The homes and playgrounds in between could see or hear the warning, too.
Each system comes with a radar, strobe light and air horn to notify residents about lightning in the area. The systems cost $55,400 total. A radar sensor scans up to 2½ miles away to search for weather conditions that could produce lightning. If a potential lightning strike is nearby, a strobe light and air horn will go off automatically. The system will search for potential lightning strikes throughout the day, alerting the school district during recess or outdoor physical education classes.
The systems installed will cover all school buildings except North Grove and Maple Grove elementary schools and the transportation and operations center. Those buildings will receive message alerts from the lightning system company, even though they will not be covered in the 2½-mile radius, Center Grove spokeswoman Stacy Conrad said.
“This technology allows us to have extra warning when dangerous lightning is in our area so our staff and coaches can get students and spectators to safety,” Conrad said. “Our middle schools and high school host dozens of events outdoors every month, not including the hundreds of hours our students spend outside practicing for those events.”

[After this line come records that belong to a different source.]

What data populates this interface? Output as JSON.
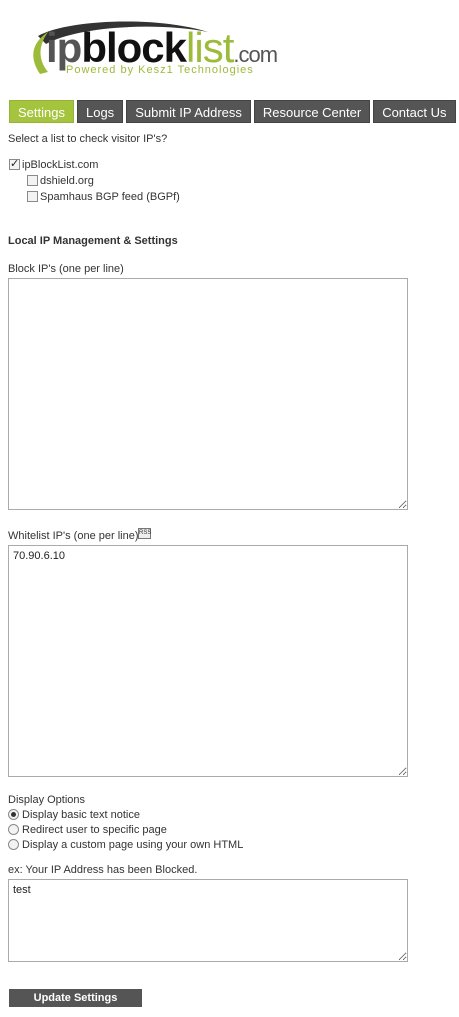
{
  "logo": {
    "ip": "ip",
    "block": "block",
    "list": "list",
    "com": ".com",
    "tagline": "Powered by Kesz1 Technologies"
  },
  "tabs": [
    {
      "label": "Settings",
      "active": true
    },
    {
      "label": "Logs",
      "active": false
    },
    {
      "label": "Submit IP Address",
      "active": false
    },
    {
      "label": "Resource Center",
      "active": false
    },
    {
      "label": "Contact Us",
      "active": false
    }
  ],
  "lists": {
    "prompt": "Select a list to check visitor IP's?",
    "items": [
      {
        "label": "ipBlockList.com",
        "checked": true
      },
      {
        "label": "dshield.org",
        "checked": false
      },
      {
        "label": "Spamhaus BGP feed (BGPf)",
        "checked": false
      }
    ]
  },
  "local": {
    "heading": "Local IP Management & Settings",
    "block_label": "Block IP's (one per line)",
    "block_value": "",
    "whitelist_label": "Whitelist IP's (one per line)",
    "whitelist_value": "70.90.6.10"
  },
  "display": {
    "heading": "Display Options",
    "options": [
      {
        "label": "Display basic text notice",
        "checked": true
      },
      {
        "label": "Redirect user to specific page",
        "checked": false
      },
      {
        "label": "Display a custom page using your own HTML",
        "checked": false
      }
    ],
    "example_label": "ex: Your IP Address has been Blocked.",
    "notice_value": "test"
  },
  "submit": {
    "label": "Update Settings"
  },
  "colors": {
    "accent": "#a5c43d",
    "tab_bg": "#555555"
  }
}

The system was activated March 1 in preparation of spring sports.
Other local schools rely on smartphones, weather stations and keeping an eye on the sky to detect lightning and notify coaches.
Both Franklin and Nineveh-Hensley-Jackson school districts use a smartphone app called WeatherBug Spark that detects lightning in the area. Every coach is encouraged to download the app, and the athletic directors use it as well, Franklin director of operations Bill Doty said. Teachers can use the app during school field trips where students might be walking to their destination, he said.
In the case of lightning during sporting events, games typically are delayed for at least 30 minutes after lightning strikes, but schools sometimes move games to a different night, officials said. The spring season tends to have more severe weather that would cause delays, said Cameron Rains, Clark-Pleasant director of curriculum and instruction.
No school district has had an issue with danger during lightning storms in the past five years, officials said. On one spring afternoon years ago, a Little League team spotted a funnel cloud in the distance in Nineveh-Hensley-Jackson school district, but no severe danger from lightning has occurred recently, director of learning and instruction Andy Cline said.
“Prediction, if it’s accurate, what a great resource to have,” Doty said of Center Grove’s system.
Nineveh-Hensley-Jackson also has a weather station on the roof of Indian Creek Intermediate School, which updates the school district through an Indianapolis television weather team, Cline said.
Clark-Pleasant schools rely on a text message system to alert coaches and players of severe weather in the area, Rains said, and the athletic director has a hand-held device for coaches to use on the field.